01:08C'est normal de ne pas faire de pause pour manger.
01:10C'est normal de ne pas boire de la journée, de ne pas aller aux toilettes de la journée.
01:14Ces violences, elles sont normalisées.
01:16On fait comprendre très, très vite, notamment aux élèves qui se forment,
01:20que la violence, elle est nécessaire à l'excellence.
01:24Quand vous avez 15 ans et qu'on vous dit « débrouille-toi avec ton patron »,
01:28qu'est-ce qu'on fait à 15 ans ? On se tait.
01:30Je me rappelle d'un garçon mineur à l'époque.
01:32Les agressions, c'est qu'il a vécu.
01:35Il est allé voir la patronne.
01:36La patronne lui a dit « chez moi c'est comme ça, si t'es pas content, tu dégages ».
01:39Il est allé voir l'infirmière de son école.
01:43Et l'infirmière lui a donné un doliprane.

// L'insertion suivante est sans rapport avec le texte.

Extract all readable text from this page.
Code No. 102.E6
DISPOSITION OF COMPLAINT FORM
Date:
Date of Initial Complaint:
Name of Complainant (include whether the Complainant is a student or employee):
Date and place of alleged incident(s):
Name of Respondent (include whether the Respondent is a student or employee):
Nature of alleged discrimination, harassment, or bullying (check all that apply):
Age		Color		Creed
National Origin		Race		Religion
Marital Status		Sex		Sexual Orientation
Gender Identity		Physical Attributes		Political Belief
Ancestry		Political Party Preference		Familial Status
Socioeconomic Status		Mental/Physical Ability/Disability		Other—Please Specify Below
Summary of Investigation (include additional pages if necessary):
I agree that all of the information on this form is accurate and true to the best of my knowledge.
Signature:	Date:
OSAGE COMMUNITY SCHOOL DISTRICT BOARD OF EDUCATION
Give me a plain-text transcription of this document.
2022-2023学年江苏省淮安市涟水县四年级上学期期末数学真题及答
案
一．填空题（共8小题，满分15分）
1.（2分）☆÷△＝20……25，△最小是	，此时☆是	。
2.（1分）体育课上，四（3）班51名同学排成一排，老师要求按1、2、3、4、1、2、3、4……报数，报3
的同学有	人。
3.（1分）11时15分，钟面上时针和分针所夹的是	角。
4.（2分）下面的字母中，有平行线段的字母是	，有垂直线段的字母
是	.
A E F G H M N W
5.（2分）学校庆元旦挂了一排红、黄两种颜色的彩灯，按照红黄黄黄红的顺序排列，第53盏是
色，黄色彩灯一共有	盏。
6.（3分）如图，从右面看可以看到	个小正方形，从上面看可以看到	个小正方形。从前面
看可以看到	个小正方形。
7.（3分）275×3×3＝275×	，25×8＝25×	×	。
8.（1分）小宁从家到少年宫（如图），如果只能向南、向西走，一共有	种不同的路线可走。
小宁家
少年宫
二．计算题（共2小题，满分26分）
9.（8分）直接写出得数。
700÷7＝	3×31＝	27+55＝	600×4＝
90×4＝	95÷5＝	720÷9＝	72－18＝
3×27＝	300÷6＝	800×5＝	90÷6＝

01:45Pour moi, les violences dans la cuisine sont normalisées,
01:48sont encouragées par le mythe gastronomique qui prétend notamment que la France
01:54est le meilleur pays du monde en termes de haute cuisine.
01:57Les travaillistes de la restauration, pour les faire adhérer au mythe,
02:01on va prétendre qu'ils ne sont pas des ouvriers et qu'ils sont des artistes.
02:05Les artistes, ça ne fait pas grève.
02:06Les artistes, ça ne se révolte pas.
02:08On a peur d'être blacklisté.
02:10Tout comme le cinéma, c'est un métier, des métiers qui passent par la cooptation.
02:14Des gens m'ont dit « j'ai dû déménager pour trouver du travail ».
02:16C'est au bon vouloir du chef que vous montez les échelons.
02:19Dans le livre, je ne nomme pas les auteurs de violences rapportées par les témoins et les victimes.
02:25En revanche, je donne les noms de ceux qui ont été l'objet d'enquêtes journalistiques.
02:31On a créé une caste d'intouchables, donc qui jouissent d'une impunité d'artistes.
02:36On va se dire « on ne croira jamais » puisqu'en plus, ce chef ou cette chef
02:40a un énorme capital sympathie à la télé.
02:42Les médias sont extrêmement responsables de la création de cette impunité,
02:48donc de cette omerta.
02:50Malheureusement, j'aimerais pouvoir être optimiste.
02:52Mais si j'étais optimiste, le livre ne ferait pas 340 pages
02:55et on n'aurait pas des milliers de témoignages.